Overall I am not unhappy with the outcome.  Yes I would have liked to break 10 hours but hey wouldn’t we all ;-).  A solid day at the office!  I think I in hindsight I could have spent less time walking through the aid stations (they are very long here in Kona), there were times where quite often I would have to ask very clearly where the cola/water/ice were as it was not very clear, this meant a little more time than necessary spent walking.  Other than this I ran the entire run with the exception of three or four brief stops to stretch out the early stages of cramp in my left adductor and right hamstring.  I think this is actually my best Ironman run ever given the heat and humidity which was extreme on this day.  Simply read some of the race reports out there now and you will get an idea how hot it was out there.  No-one really ran ‘fast’ bar the off person such as Miranda Carfrae.  Even Crowie recorded his slowest run split in his three times racing here.
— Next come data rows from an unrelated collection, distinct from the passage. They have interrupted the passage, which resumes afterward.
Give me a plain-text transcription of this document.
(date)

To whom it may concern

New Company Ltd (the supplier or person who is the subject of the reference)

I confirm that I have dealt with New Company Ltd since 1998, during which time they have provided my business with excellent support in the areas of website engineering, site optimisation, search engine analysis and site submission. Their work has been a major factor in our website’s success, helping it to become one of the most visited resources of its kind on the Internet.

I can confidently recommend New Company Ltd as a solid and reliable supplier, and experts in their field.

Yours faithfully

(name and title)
I would like to say a special thank you to my wife Cindy for all of her support during race week and in the weeks and months leading up to the race.  I would also like to thank all of my team mates and friends who sent well wishes and words of wisdom to me during race week.  I truly felt your positive energy out there on race day.  I actually taped a piece of paper to my aero bars with amongst other things ‘team mates’ written on it, this helped keep me focused on the task in hand.  I would also like to thank my best friend Ben Garrard who I knew was sharing the experience with me on Ironman live back in the UK as well as Nick Kinsey whose humor and warm nature helped ease my nerves during race week.  This list would not be complete without thanking my sponsors, TYR (that Sayonara is quick), blueseventy (the Element goggle is simply perfect for me), GU (whose gels I used exclusively out on the course), nuun, and Veloce Velo.
I am back to reality on Friday, this has been a wonderful three weeks shared with some wonderful people.  I am now ready to work my tail off getting Vo2 Performance Center set up and ready for its grand opening on November 1st.  I hope you will all join me there for a celebration of multisport and a bright future.

1 comment:

Ben G said...

Great race report Ben. It looked an awesome race, in pretty extreme conditions. You must be excited by your performance, super solid in all 3 disciplines, as I have come to expect of you! In the not too distant future we must commit to an IM holiday and race day show down. It's the only distance buddy that we have not shared a start line! Can't wait to hear your stories from Kona, keep me posted with the progress of the performance center it is going to rock! Take care mate (look after that ticker, what's that all about? I'm sure it's really nothing to worry about) All the best mate, train smart, work hard, enjoy!!